From Global to Local: A Scalable Benchmark for Local Posterior Sampling
This addresses a gap in theoretical guarantees for SGMCMC algorithms in machine learning, focusing on local sampling performance, though it is incremental as it provides a benchmark rather than a new method.
The paper tackles the problem of understanding how stochastic gradient MCMC algorithms interact with degenerate loss landscapes in neural networks, introducing a scalable benchmark for local posterior sampling and finding that RMSProp-preconditioned SGLD effectively represents local geometry in models with up to O(100M) parameters.

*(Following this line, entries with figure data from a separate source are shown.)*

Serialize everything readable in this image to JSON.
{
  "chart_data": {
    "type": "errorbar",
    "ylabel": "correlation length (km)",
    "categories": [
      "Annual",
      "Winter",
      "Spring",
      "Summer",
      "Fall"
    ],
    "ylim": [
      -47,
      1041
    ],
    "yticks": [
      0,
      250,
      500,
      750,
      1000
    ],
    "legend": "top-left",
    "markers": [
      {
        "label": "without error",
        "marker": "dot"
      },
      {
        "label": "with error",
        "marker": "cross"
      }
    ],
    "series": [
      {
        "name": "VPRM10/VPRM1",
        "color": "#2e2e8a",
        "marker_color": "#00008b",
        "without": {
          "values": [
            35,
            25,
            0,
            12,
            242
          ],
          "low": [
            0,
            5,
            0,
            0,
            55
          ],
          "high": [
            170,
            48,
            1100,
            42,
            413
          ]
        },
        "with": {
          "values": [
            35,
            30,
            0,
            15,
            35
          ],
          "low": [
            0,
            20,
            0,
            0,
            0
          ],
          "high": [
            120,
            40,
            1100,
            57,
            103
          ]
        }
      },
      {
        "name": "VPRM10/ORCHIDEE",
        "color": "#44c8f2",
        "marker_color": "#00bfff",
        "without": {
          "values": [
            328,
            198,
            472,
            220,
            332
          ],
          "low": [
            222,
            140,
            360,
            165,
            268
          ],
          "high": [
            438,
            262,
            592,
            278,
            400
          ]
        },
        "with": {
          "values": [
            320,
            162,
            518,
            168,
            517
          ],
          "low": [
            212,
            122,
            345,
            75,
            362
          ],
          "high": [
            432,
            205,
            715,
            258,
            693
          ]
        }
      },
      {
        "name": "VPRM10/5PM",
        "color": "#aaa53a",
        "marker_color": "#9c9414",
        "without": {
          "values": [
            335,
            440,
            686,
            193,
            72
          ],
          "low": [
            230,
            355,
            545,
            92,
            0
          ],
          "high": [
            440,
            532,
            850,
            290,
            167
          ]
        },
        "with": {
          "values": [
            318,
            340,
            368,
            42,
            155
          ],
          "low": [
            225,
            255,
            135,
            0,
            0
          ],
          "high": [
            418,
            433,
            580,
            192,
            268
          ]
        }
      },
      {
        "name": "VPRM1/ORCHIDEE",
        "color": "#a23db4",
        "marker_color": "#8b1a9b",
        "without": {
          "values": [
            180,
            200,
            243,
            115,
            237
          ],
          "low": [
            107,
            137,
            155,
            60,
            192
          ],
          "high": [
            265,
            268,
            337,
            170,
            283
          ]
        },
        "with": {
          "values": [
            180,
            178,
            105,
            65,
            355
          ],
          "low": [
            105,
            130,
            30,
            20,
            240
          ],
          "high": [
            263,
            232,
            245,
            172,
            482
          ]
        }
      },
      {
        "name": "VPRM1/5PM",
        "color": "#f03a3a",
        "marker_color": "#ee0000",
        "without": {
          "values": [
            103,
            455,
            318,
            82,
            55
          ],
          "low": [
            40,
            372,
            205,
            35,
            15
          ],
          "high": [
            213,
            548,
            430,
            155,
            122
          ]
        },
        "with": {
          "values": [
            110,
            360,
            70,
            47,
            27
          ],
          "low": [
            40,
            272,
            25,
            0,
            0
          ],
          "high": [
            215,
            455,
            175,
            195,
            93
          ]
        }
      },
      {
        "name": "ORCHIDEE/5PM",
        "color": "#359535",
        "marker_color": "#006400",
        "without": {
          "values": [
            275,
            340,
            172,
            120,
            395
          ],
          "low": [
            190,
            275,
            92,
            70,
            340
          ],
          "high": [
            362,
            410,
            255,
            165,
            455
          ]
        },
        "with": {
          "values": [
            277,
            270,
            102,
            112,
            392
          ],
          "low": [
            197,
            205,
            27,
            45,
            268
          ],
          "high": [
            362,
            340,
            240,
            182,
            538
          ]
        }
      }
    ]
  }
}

Degeneracy is an inherent feature of the loss landscape of neural networks, but it is not well understood how stochastic gradient MCMC (SGMCMC) algorithms interact with this degeneracy. In particular, current global convergence guarantees for common SGMCMC algorithms rely on assumptions which are likely incompatible with degenerate loss landscapes. In this paper, we argue that this gap requires a shift in focus from global to local posterior sampling, and, as a first step, we introduce a novel scalable benchmark for evaluating the local sampling performance of SGMCMC algorithms. We evaluate a number of common algorithms, and find that RMSProp-preconditioned SGLD is most effective at faithfully representing the local geometry of the posterior distribution. Although we lack theoretical guarantees about global sampler convergence, our empirical results show that we are able to extract non-trivial local information in models with up to O(100M) parameters.